Democrats Cry Foul on Stonewalling at Trump's OPM
Democrats in the House say that the Office of Peronnel Management is blocking routine requests for information.
Democrats in the House are protesting what they say is a new Trump administration policy aimed at blocking federal agencies from communicating with Democratic members of Congress.
In a letter released today, Reps. Kathleen Rice (D-NY) and Derek Kilmer (D-WA) allege that the Office of Personnel Management (OPM) now seems to require that every request for information from Congress have the sign-off of a committee or subcommittee chairman — i.e., a Republican — before the agency will respond. It’s a policy that Rice and Kilmer call an “alarming and overt politicization of the most basic aspects of government” that “could prevent Members of Congress from fulfilling our Constitutional responsibilities.”
According to the letter, addressed to OPM’s Acting Director, Kathleen McGettigan, a small group of members from the House New Democrat Coalition sent what they thought was a nonpartisan letter to the agency, asking for information about the agency’s requirements for recruiting and training cybersecurity personnel. “It wasn’t criticizing them about anything,” said a staffer for Rice.

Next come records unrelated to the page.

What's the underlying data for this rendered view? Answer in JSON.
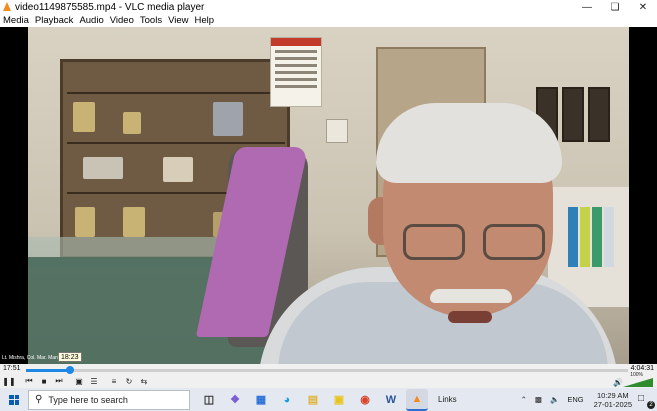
{
  "window": {
    "title": "video1149875585.mp4 - VLC media player",
    "minimize_icon": "minimize-icon",
    "maximize_icon": "restore-icon",
    "close_icon": "close-icon"
  },
  "menu": [
    "Media",
    "Playback",
    "Audio",
    "Video",
    "Tools",
    "View",
    "Help"
  ],
  "video": {
    "caption": "Lt. Mishra, Col. Mar. Manipal"
  },
  "playback": {
    "elapsed": "17:51",
    "total": "4:04:31",
    "hover_time": "18:23",
    "progress": 0.073,
    "accent": "#1e88e5"
  },
  "controls": {
    "buttons": [
      "pause-icon",
      "previous-icon",
      "stop-icon",
      "next-icon",
      "fullscreen-icon",
      "extended-settings-icon",
      "playlist-icon",
      "loop-icon",
      "shuffle-icon"
    ],
    "volume_percent": "100%",
    "volume_level": 1.0
  },
  "taskbar": {
    "search_placeholder": "Type here to search",
    "apps": [
      "task-view-icon",
      "copilot-icon",
      "store-icon",
      "edge-icon",
      "file-explorer-icon",
      "sticky-notes-icon",
      "chrome-icon",
      "word-icon",
      "vlc-icon"
    ],
    "links_label": "Links",
    "language": "ENG",
    "time": "10:29 AM",
    "date": "27-01-2025",
    "notification_count": "2"
  }
}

On May 9, the Acting Director of OPM’s Congressional affairs team, Janel Fitzhugh, told Rice’s staff by phone that according to the agency’s new “policy,” instituted by OPM’s new chief of staff Jason Simmons, requests for information would get no response unless also signed by a committee chair. Rice’s staff could not obtain written confirmation of this new requirement but got a second phone call from the same senior staffer, doubling down on the agency’s insistence for sign-off from a committee or subcommittee chairman to every Congressional request.
“If this administration is categorically prohibiting basic communication with Democrats,” the letter reads, “then they are prioritizing politics and loyalty over common sense, and making it nearly impossible for members of Congress to do our jobs.”
The letter then goes on to demand that OPM confirm whether the requirement for Republican sign-off is in fact now agency policy and if there are other agencies acting similarly.
In the exercise of its oversight duties over the executive branch, Congress routinely sends both formal and informal requests to federal agencies, asking for information about agency programs and operations, including budget figures, technical data or details of policy or pending legislation.
Agencies might sometimes drag their feet on these requests. But the Trump administration’s response to a recent letter from a group of House Democrats might be unprecedented in its partisan stonewalling.
If what happened to Rice and Kilmer is indeed now OPM “policy,” it signals a blatant attempt by the Trump administration to thwart the most fundamental aspects of Congressional oversight. It’s also a naked display of partisanship — an effort to hobble the Democratic opposition by essentially giving Republicans veto power over access to information. And by requiring the signatories to be committee or subcommittee chairs, OPM is further narrowing who controls the flow of information to Congress about its activities.
Given the lack of transparency that’s characterized the Trump Administration to date, this behavior is now par for the course. Nevertheless, Reps. Rice and Kilmer deserve credit for calling out the administration on its efforts to disempower the Democratic minority in Congress.